The substantive insight is the one he keeps circling back to: people confuse business outcomes with technical outcomes. Multiflow’s hardware was excellent and its hardware company died. Itanium’s strategy was bad and people inferred VLIW must be bad. Meanwhile the architecture quietly took over the parts of computing where it didn’t have to fight an installed base. There’s a useful lesson in there about how technologies actually win — not by displacing entrenched standards on their home turf, but by finding the niche where their tradeoffs flip from liability to advantage.

The other thing worth chewing on is the hardware-versus-software prejudice. Fisher’s point that investors and engineers trust hardware they can hold over software they can’t see is sharp, and probably still true. A lot of why GPUs beat alternative AI architectures, and a lot of why people give Nvidia’s CUDA more credit than its silicon, comes down to which side of that divide a story lives on.

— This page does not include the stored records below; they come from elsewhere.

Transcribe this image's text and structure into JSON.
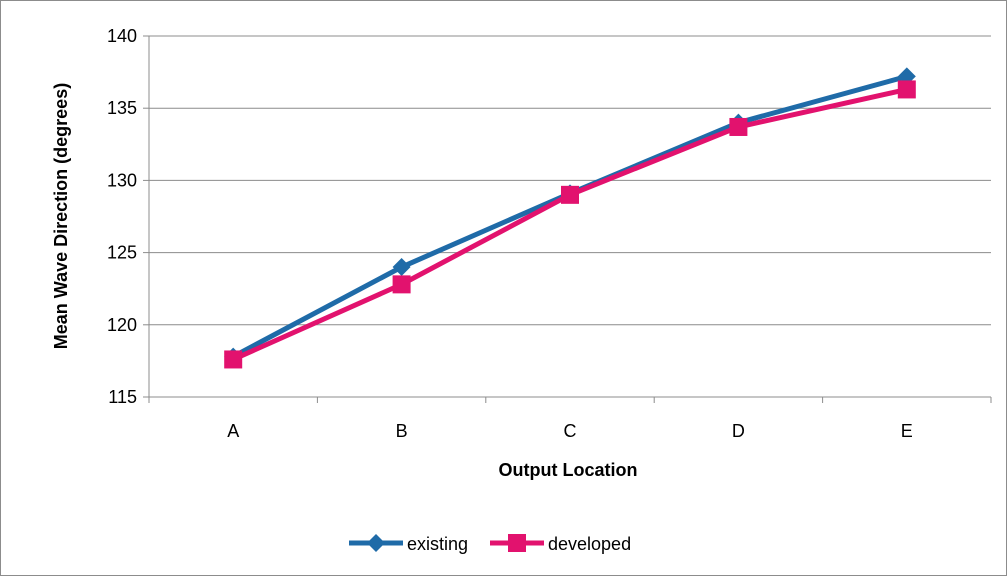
{
  "chart_data": {
    "type": "line",
    "title": "",
    "xlabel": "Output Location",
    "ylabel": "Mean Wave Direction (degrees)",
    "categories": [
      "A",
      "B",
      "C",
      "D",
      "E"
    ],
    "ylim": [
      115,
      140
    ],
    "yticks": [
      115,
      120,
      125,
      130,
      135,
      140
    ],
    "grid": true,
    "legend_position": "bottom",
    "series": [
      {
        "name": "existing",
        "color": "#1F6BA8",
        "marker": "diamond",
        "values": [
          117.8,
          124.0,
          129.1,
          134.0,
          137.2
        ]
      },
      {
        "name": "developed",
        "color": "#E2126E",
        "marker": "square",
        "values": [
          117.6,
          122.8,
          129.0,
          133.7,
          136.3
        ]
      }
    ]
  }
}
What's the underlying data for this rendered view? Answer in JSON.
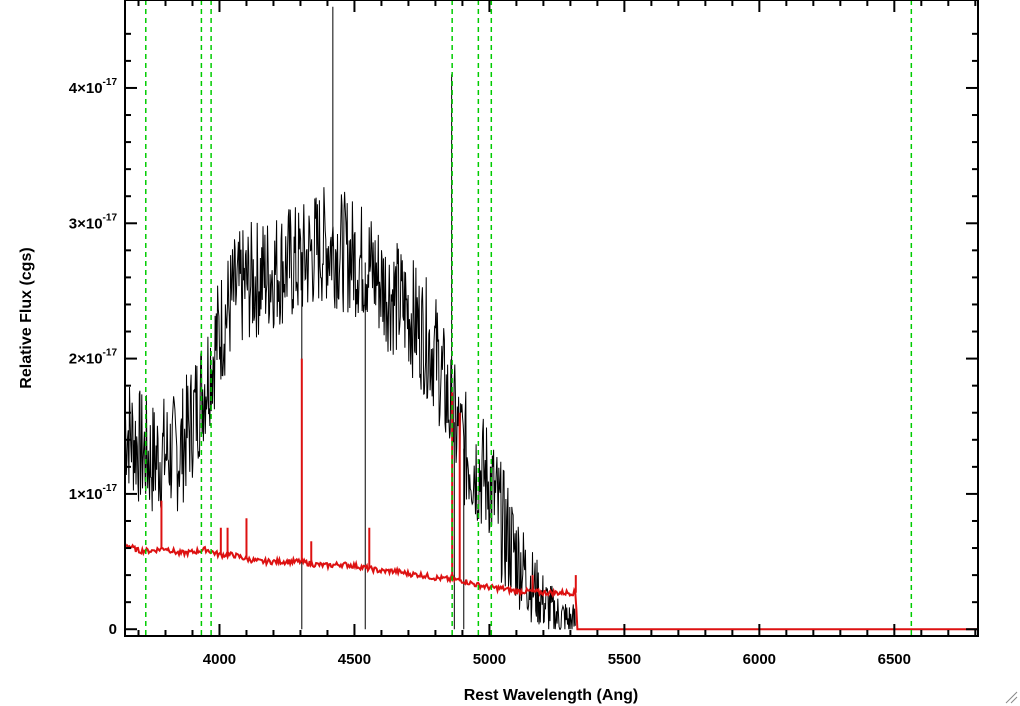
{
  "chart_data": {
    "type": "line",
    "title": "",
    "xlabel": "Rest Wavelength (Ang)",
    "ylabel": "Relative Flux (cgs)",
    "xlim": [
      3650,
      6810
    ],
    "ylim": [
      -5e-19,
      4.65e-17
    ],
    "x_ticks": [
      {
        "value": 4000,
        "label": "4000"
      },
      {
        "value": 4500,
        "label": "4500"
      },
      {
        "value": 5000,
        "label": "5000"
      },
      {
        "value": 5500,
        "label": "5500"
      },
      {
        "value": 6000,
        "label": "6000"
      },
      {
        "value": 6500,
        "label": "6500"
      }
    ],
    "y_ticks": [
      {
        "value": 0,
        "mant": "0",
        "exp": ""
      },
      {
        "value": 1e-17,
        "mant": "1×10",
        "exp": "-17"
      },
      {
        "value": 2e-17,
        "mant": "2×10",
        "exp": "-17"
      },
      {
        "value": 3e-17,
        "mant": "3×10",
        "exp": "-17"
      },
      {
        "value": 4e-17,
        "mant": "4×10",
        "exp": "-17"
      }
    ],
    "grid": false,
    "series": [
      {
        "color": "#000000",
        "x": [
          3650,
          3700,
          3750,
          3800,
          3850,
          3900,
          3950,
          4000,
          4050,
          4100,
          4150,
          4200,
          4250,
          4300,
          4350,
          4400,
          4450,
          4500,
          4550,
          4600,
          4650,
          4700,
          4750,
          4800,
          4850,
          4900,
          4950,
          5000,
          5050,
          5100,
          5150,
          5200,
          5250,
          5300,
          5320
        ],
        "y": [
          1.5e-17,
          1.35e-17,
          1.25e-17,
          1.3e-17,
          1.3e-17,
          1.55e-17,
          1.85e-17,
          2.2e-17,
          2.45e-17,
          2.55e-17,
          2.6e-17,
          2.65e-17,
          2.7e-17,
          2.7e-17,
          2.8e-17,
          2.85e-17,
          2.8e-17,
          2.75e-17,
          2.7e-17,
          2.55e-17,
          2.45e-17,
          2.35e-17,
          2.2e-17,
          2.05e-17,
          1.65e-17,
          1.35e-17,
          1.2e-17,
          1.1e-17,
          7.5e-18,
          5.5e-18,
          3.5e-18,
          2e-18,
          1e-18,
          5e-19,
          5e-19
        ],
        "spikes": [
          {
            "x": 4305,
            "y": 0
          },
          {
            "x": 4420,
            "y": 4.6e-17
          },
          {
            "x": 4540,
            "y": 0
          },
          {
            "x": 4860,
            "y": 4.1e-17
          },
          {
            "x": 4870,
            "y": 0
          },
          {
            "x": 4905,
            "y": 0
          }
        ]
      },
      {
        "color": "#dd1111",
        "x": [
          3650,
          3700,
          3750,
          3800,
          3850,
          3900,
          3950,
          4000,
          4050,
          4100,
          4150,
          4200,
          4250,
          4300,
          4350,
          4400,
          4450,
          4500,
          4550,
          4600,
          4650,
          4700,
          4750,
          4800,
          4850,
          4900,
          4950,
          5000,
          5050,
          5100,
          5150,
          5200,
          5250,
          5300,
          5320,
          5325,
          5400,
          5600,
          5800,
          6000,
          6200,
          6400,
          6600,
          6810
        ],
        "y": [
          6.3e-18,
          5.8e-18,
          5.8e-18,
          6e-18,
          5.6e-18,
          5.7e-18,
          5.9e-18,
          5.5e-18,
          5.5e-18,
          5.2e-18,
          5e-18,
          5e-18,
          5e-18,
          5e-18,
          4.8e-18,
          4.7e-18,
          4.8e-18,
          4.7e-18,
          4.5e-18,
          4.3e-18,
          4.3e-18,
          4.1e-18,
          4e-18,
          3.8e-18,
          3.7e-18,
          3.6e-18,
          3.3e-18,
          3.1e-18,
          3e-18,
          2.8e-18,
          2.8e-18,
          2.7e-18,
          2.7e-18,
          2.7e-18,
          2.7e-18,
          0.0,
          0.0,
          0.0,
          0.0,
          0.0,
          0.0,
          0.0,
          0.0,
          0.0
        ],
        "spikes": [
          {
            "x": 3785,
            "y": 9.5e-18
          },
          {
            "x": 4005,
            "y": 7.5e-18
          },
          {
            "x": 4030,
            "y": 7.5e-18
          },
          {
            "x": 4100,
            "y": 8.2e-18
          },
          {
            "x": 4305,
            "y": 2e-17
          },
          {
            "x": 4340,
            "y": 6.5e-18
          },
          {
            "x": 4555,
            "y": 7.5e-18
          },
          {
            "x": 4862,
            "y": 1.75e-17
          },
          {
            "x": 4890,
            "y": 1.6e-17
          },
          {
            "x": 5160,
            "y": 4e-18
          },
          {
            "x": 5320,
            "y": 4e-18
          }
        ]
      }
    ],
    "vlines": {
      "color": "#00cc00",
      "style": "dashed",
      "x": [
        3727,
        3933,
        3969,
        4862,
        4959,
        5007,
        6563
      ]
    }
  }
}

A 9. Great storyteller, real history, useful frame for thinking about why some technologies “fail” and then keep showing up everywhere.

Further Reading

  • Elizabeth Fisher, The Multiflow Computer: A Startup Odyssey — Fisher plugs his wife’s book repeatedly. It’s apparently the inside-the-startup view of Multiflow.
  • Bob Colwell, The Pentium Chronicles — Colwell was a Multiflow engineer who later led Intel’s P6/Pentium Pro design. Useful for context on why x86 went superscalar.
  • Hennessy & Patterson, Computer Architecture: A Quantitative Approach — the canonical textbook. Has the cleanest explanation of VLIW vs. superscalar tradeoffs.
  • Fisher’s original 1981 paper, “Trace Scheduling: A Technique for Global Microcode Compaction” — the algorithm that made VLIW compilation possible.
  • Asianometry’s earlier video on VLIW — the prequel that made Fisher reach out for this interview. Also Asianometry’s Itanium video, referenced throughout.